Note - Before proceeding with R code, make sure you follow these steps to establish Docker in your system:

  1. Download and install Docker
  2. Open Docker Terminal and run docker pull selenium/standalone-chrome. Replace chrome with firefox if you're a Firefox user.
  3. Then docker run -d -p 4445:4444 selenium/standalone-chrome
  4. If above two codes are successful, run docker-machine ip and note the IP address to be used in the R code

Given below is an elaborated code using RSelenium library:

1library(RSelenium)
2
3# Initiate the connection, remember remoteServerAddr needs to be replaced with the IP address you have 
4# received from the Docker Terminal
5driver <- remoteDriver(browserName = "chrome", remoteServerAddr = "192.168.99.100", port = 4445L)
6driver$open()
7
8
9# Provide the URL and let the driver load it for you
10driver$navigate("https://www.google.com/")
11
12
13# The search textarea of the Google falls under the name=q.

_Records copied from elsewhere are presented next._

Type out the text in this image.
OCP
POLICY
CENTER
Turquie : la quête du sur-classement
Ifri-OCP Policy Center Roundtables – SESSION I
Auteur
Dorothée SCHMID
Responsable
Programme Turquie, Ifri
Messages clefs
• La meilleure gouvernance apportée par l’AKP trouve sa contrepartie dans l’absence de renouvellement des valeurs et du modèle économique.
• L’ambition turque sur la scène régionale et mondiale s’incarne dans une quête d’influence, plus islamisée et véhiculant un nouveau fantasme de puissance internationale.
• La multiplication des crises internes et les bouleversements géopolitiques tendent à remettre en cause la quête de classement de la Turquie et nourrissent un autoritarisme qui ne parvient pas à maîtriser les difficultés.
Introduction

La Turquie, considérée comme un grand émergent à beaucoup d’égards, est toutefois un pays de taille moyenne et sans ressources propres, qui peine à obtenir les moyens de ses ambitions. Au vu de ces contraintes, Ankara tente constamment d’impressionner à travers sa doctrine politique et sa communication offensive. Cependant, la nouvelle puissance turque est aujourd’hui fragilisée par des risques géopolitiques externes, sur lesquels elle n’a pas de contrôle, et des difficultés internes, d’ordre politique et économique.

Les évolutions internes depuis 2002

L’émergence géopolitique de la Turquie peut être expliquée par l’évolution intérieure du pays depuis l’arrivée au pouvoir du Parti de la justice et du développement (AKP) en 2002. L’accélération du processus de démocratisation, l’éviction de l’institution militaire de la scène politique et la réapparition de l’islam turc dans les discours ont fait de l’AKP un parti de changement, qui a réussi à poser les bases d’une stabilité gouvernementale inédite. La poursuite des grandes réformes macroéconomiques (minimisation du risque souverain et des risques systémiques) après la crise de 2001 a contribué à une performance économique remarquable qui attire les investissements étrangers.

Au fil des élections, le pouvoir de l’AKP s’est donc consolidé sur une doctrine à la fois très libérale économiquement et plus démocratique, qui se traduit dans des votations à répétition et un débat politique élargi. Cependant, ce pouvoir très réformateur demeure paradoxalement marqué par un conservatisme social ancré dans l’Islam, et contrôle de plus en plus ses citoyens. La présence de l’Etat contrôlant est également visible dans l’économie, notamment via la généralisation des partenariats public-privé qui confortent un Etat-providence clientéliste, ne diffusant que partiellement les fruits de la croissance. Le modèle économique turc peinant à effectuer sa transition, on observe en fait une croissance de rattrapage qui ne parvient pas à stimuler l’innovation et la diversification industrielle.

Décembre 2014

Call this element.
14init <- driver$findElement(using = 'name', "q")
15
16# Enter the search keyword and hit Enter key
17init$sendKeysToElement(list("Pluralsight", key = "enter"))
18
19
20# Now, we have landed on the page with Pluralsight "All" results. Select the XPATH of the News tab and click it.
21News_tab <- driver$findElement(using = 'xpath', "//*[@id=\"hdtb-msb-vis\"]/div[2]/a")
22News_tab$clickElement()
23
24
25# You are now on the News results. Select the CSS selector for all the news (here, a.l)
26# Don't ignore that you have to use findElements (with s), not findElement. The latter gives only one result.
27res <- driver$findElements(using = 'css selector', 'a.l')
28
29# List out the latest headlines
30headlines <- unlist(lapply(res, function(x){x$getElementText()}))
31headlines
32
33# [1] "Pluralsight has free courses to help you learn Microsoft Azure ..."
34# [2] "Pluralsight offers free access to full portfolio of skill ..."     
35# [3] "Will Pluralsight Continue to Surge Higher?"                        
36# [4] "The CEO of Pluralsight explains why the online tech skills ..."    
37# [5] "Pluralsight Is Free For the Month of April"                        
38# [6] "This Pluralsight deal lets you learn some new skills from home ..."
39# [7] "Pluralsight One Commits Over $1 Million to Strategic Nonprofit ..."
40# [8] "Pluralsight Announces First Quarter 2020 Results"                  
41# [9] "Pluralsight Announces Date for its First Quarter 2020 Earnings ..."
42# [10] "Learn Adobe Photoshop, Microsoft Excel, Python for free with ..."
r

Conclusion

You have learned how to fetch data directly from table(s) with CSS selector, automatically navigate to multiple pages to retrieve information, control a web browser from a script, and fetch data using the RSelenium library.